It has been a terrible week.

In Oak Park. In Austin. And stretching out from there. 

Nothing culminates right now. But certainly we reached some sort of moment Monday afternoon when Donald Trump exited the bunker, had peaceful protesters driven from Lafayette Park with tear gas and gave a disorienting speech about sending military forces into American cities to put down what he is on the verge of labeling an insurrection. 

We are in trouble. And it is certainly not from heart-wrenching and overdue protests of systemic racism in our policing, nor even from the frightening and destructive looting racking our neighborhoods. We’re in trouble from the top. 

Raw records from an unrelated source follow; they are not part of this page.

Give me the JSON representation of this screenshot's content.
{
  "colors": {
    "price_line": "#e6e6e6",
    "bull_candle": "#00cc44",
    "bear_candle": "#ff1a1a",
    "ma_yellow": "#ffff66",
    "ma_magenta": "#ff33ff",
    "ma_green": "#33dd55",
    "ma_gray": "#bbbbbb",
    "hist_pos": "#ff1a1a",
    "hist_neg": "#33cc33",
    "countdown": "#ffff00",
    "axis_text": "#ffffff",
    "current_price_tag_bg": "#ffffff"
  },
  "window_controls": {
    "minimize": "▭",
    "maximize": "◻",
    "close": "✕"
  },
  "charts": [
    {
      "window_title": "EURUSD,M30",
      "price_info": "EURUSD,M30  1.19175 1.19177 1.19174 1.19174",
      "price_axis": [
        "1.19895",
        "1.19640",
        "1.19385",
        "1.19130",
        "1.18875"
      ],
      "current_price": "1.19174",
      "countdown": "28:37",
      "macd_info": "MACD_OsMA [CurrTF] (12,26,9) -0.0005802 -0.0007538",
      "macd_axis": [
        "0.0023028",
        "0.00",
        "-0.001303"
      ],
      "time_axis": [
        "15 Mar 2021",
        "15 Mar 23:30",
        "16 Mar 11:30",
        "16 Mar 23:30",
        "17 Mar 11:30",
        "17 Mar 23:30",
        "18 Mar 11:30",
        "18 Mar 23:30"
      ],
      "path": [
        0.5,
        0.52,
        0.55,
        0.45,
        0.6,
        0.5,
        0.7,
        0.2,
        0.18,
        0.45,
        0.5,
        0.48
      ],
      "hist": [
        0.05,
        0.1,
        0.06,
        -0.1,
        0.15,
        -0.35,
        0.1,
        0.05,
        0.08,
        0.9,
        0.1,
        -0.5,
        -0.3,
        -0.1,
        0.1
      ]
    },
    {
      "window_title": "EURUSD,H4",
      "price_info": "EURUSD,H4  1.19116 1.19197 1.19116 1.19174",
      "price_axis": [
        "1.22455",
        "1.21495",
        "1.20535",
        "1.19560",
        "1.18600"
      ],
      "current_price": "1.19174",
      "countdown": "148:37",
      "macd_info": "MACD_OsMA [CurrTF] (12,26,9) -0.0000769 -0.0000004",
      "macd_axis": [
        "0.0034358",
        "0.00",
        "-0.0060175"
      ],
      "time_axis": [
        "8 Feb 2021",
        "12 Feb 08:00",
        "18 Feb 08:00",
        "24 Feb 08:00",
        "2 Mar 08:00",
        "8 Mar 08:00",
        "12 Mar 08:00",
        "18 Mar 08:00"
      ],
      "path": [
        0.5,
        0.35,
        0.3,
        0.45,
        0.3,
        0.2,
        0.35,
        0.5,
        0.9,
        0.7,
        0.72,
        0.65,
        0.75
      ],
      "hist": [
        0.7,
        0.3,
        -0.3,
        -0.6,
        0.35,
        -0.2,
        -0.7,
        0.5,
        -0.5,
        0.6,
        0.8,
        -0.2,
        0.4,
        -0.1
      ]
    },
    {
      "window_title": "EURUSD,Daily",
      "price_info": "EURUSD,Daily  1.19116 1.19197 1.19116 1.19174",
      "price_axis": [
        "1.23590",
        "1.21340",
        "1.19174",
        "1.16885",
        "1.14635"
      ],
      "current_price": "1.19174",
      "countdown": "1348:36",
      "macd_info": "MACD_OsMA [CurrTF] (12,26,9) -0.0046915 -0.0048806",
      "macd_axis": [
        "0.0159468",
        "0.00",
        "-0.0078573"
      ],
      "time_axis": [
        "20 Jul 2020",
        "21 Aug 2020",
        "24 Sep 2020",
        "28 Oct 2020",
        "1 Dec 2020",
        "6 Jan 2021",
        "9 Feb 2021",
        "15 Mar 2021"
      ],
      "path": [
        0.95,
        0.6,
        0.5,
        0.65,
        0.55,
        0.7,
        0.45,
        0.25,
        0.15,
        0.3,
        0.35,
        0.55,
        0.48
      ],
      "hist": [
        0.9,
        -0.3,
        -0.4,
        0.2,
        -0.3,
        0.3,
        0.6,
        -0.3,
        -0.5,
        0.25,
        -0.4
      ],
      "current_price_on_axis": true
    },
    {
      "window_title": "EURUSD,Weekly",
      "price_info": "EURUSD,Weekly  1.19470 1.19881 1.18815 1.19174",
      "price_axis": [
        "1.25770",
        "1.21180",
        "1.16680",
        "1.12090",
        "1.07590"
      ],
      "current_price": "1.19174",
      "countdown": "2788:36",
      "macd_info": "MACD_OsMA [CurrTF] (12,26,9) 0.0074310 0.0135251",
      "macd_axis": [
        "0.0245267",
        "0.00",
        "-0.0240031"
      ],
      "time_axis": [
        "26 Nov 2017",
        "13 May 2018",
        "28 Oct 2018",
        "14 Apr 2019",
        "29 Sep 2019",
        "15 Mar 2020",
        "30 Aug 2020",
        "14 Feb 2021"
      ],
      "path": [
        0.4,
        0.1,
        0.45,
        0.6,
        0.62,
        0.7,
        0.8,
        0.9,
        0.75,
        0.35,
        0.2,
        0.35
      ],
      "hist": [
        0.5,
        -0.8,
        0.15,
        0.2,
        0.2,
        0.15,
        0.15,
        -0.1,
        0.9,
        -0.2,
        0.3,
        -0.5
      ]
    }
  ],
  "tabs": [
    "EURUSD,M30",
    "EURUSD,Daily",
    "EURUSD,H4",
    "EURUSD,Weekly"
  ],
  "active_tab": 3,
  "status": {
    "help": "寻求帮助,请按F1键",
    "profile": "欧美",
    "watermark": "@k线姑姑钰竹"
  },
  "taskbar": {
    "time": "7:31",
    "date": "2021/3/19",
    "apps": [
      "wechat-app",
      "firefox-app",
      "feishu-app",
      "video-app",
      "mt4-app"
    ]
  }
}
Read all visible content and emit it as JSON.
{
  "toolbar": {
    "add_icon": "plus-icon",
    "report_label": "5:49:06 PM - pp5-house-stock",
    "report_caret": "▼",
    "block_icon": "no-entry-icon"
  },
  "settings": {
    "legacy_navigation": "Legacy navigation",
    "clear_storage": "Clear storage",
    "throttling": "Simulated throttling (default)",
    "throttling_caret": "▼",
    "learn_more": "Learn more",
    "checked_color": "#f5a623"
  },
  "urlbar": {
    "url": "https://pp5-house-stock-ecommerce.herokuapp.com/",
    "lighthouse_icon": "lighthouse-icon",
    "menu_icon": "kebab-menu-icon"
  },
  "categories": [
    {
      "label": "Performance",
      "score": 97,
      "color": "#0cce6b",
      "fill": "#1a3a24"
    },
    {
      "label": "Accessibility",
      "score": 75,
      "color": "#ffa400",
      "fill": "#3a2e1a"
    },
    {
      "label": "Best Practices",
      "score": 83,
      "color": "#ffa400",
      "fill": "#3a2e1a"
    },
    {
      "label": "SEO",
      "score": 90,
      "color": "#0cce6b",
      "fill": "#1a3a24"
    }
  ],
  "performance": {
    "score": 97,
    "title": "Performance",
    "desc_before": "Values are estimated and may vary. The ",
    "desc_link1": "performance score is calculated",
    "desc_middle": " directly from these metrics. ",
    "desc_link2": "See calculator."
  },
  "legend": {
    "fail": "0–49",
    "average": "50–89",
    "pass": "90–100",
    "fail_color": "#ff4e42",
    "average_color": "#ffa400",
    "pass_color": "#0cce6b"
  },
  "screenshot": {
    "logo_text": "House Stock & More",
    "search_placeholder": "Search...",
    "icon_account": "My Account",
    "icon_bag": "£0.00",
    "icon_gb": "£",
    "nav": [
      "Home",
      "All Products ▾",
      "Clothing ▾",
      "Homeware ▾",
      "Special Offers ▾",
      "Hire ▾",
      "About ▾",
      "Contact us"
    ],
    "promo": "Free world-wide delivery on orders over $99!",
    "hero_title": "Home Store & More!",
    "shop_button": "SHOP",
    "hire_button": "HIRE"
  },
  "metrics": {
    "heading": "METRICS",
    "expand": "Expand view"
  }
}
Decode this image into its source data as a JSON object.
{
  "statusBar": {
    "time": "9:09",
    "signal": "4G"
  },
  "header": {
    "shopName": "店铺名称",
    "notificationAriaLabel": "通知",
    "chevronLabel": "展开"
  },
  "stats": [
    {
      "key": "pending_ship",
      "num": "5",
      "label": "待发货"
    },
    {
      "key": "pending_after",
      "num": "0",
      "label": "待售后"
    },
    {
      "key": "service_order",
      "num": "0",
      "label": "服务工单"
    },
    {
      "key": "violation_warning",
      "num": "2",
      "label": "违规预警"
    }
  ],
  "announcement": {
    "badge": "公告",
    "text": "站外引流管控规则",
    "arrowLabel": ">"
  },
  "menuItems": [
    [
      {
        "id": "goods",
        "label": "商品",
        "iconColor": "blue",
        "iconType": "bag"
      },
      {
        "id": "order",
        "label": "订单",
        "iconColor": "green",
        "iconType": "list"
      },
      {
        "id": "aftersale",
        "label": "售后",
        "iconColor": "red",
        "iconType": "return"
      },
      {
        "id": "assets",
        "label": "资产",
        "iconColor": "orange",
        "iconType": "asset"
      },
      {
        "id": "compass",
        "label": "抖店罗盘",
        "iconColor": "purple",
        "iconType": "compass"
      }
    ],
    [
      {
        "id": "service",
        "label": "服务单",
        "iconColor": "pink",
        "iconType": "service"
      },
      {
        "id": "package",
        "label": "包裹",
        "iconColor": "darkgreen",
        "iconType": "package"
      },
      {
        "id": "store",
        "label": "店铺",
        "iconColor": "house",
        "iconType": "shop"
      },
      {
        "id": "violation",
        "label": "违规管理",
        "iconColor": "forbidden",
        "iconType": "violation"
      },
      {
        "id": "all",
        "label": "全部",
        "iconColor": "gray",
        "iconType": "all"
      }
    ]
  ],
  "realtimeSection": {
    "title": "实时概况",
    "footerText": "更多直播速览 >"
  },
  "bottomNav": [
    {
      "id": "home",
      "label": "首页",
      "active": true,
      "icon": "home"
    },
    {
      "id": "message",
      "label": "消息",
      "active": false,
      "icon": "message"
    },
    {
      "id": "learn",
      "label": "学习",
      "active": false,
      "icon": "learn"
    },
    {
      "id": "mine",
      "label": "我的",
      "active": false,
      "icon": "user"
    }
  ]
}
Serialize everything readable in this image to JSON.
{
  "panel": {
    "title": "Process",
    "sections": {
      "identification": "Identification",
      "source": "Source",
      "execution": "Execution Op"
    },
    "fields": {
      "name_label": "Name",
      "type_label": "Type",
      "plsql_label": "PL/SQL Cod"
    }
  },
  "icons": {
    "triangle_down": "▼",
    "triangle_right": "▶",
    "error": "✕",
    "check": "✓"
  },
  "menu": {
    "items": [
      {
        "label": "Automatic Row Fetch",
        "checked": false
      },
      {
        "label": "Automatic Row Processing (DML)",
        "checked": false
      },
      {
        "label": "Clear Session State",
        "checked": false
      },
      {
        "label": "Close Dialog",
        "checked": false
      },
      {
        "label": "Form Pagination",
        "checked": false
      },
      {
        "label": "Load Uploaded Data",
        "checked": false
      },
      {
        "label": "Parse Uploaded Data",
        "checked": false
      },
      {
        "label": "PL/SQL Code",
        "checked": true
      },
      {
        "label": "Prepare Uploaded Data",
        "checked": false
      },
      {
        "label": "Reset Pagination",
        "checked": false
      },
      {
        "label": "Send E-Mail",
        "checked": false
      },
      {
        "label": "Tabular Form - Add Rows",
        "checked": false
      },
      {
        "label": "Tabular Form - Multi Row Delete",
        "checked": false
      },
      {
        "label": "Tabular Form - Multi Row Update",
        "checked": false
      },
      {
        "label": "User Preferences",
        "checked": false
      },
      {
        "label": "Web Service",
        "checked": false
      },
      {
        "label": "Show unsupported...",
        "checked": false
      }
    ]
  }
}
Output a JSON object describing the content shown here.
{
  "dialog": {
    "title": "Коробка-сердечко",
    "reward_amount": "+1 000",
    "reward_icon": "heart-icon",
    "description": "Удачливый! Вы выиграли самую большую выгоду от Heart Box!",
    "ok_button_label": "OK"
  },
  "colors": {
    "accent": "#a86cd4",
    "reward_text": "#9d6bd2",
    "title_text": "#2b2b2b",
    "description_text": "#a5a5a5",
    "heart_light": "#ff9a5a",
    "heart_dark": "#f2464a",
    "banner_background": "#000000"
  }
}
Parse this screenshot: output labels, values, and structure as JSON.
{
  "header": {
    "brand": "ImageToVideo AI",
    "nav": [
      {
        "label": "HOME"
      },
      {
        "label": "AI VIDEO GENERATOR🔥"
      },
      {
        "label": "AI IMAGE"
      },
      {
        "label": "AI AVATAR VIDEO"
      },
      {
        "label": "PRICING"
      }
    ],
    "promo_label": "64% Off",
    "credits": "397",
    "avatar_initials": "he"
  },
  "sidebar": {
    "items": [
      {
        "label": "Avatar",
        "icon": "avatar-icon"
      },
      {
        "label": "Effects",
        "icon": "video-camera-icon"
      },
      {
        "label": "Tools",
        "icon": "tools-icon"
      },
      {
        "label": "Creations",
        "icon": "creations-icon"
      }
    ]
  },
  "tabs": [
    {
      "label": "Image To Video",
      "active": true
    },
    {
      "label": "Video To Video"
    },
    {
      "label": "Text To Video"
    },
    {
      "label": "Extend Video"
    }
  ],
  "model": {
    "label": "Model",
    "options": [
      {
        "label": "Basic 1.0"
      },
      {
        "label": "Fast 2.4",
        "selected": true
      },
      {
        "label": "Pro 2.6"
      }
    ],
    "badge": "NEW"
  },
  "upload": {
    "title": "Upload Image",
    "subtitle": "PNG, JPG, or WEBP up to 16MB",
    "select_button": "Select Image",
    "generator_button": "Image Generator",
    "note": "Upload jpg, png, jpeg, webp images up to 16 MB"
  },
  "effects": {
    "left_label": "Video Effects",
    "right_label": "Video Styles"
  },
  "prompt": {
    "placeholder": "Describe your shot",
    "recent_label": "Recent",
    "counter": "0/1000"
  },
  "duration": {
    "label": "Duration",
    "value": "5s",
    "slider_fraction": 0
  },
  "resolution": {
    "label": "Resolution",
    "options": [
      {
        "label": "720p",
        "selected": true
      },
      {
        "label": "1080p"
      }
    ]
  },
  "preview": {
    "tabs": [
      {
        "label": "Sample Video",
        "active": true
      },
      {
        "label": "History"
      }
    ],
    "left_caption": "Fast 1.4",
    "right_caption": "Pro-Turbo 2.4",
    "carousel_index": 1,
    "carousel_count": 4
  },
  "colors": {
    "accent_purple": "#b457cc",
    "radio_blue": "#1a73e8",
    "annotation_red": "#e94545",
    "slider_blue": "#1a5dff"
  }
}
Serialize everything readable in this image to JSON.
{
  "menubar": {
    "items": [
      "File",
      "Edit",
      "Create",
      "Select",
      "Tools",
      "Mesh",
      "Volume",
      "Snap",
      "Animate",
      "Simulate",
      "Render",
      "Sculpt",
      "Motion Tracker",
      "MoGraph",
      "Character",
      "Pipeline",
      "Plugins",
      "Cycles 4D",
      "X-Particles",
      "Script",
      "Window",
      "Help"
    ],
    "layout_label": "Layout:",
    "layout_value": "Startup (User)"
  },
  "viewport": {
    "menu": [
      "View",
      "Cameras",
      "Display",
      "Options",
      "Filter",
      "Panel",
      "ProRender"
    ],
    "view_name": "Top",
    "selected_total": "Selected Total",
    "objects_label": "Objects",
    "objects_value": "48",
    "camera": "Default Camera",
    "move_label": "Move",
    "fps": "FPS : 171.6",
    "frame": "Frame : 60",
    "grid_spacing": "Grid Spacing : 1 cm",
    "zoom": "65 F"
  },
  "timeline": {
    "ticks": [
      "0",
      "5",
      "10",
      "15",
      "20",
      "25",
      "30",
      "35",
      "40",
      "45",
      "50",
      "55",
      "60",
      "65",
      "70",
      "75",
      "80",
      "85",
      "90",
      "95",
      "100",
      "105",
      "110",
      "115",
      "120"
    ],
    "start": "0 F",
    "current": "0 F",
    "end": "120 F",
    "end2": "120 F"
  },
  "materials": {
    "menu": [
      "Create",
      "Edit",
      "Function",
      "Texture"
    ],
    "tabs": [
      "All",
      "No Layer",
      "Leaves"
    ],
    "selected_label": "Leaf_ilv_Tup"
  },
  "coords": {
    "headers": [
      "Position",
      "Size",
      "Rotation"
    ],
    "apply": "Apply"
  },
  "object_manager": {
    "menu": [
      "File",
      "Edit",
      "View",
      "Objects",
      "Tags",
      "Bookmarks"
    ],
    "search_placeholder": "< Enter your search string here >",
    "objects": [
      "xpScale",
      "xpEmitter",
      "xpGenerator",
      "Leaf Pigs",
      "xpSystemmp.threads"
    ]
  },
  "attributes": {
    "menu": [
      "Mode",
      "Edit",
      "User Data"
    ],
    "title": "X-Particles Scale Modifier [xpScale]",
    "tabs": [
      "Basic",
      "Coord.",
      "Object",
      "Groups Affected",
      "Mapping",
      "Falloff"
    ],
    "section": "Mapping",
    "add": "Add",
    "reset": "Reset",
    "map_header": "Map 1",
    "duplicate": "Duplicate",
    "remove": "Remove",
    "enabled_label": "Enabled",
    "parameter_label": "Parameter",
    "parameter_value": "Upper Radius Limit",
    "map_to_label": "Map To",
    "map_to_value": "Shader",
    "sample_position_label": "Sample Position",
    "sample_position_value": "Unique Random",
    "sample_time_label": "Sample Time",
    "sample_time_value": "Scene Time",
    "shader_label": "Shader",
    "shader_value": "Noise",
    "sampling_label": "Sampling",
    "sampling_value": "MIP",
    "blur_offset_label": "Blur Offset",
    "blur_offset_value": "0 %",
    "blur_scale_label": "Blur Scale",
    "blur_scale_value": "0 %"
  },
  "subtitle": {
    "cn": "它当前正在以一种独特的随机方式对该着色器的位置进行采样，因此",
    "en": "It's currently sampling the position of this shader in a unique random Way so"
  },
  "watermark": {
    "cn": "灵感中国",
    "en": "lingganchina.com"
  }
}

But the trouble brings sharp contrasts with the hope that is out there when you go looking.

Sunday was a day of jarring contrasts as we went about the work of reporting on our neighborhoods. Just before 1 p.m. I was on the green behind Oak Park’s village hall as brave and eloquent members of OPRF’s class of 2020 convened a protest. It was peaceful. It was pointed. Outside of the organizers, it was too white — a chronic Oak Park issue. The protest took place with the logistical support of the Oak Park police — bathrooms open, handwashing station provided — but police made no public showing there, which was reassuring.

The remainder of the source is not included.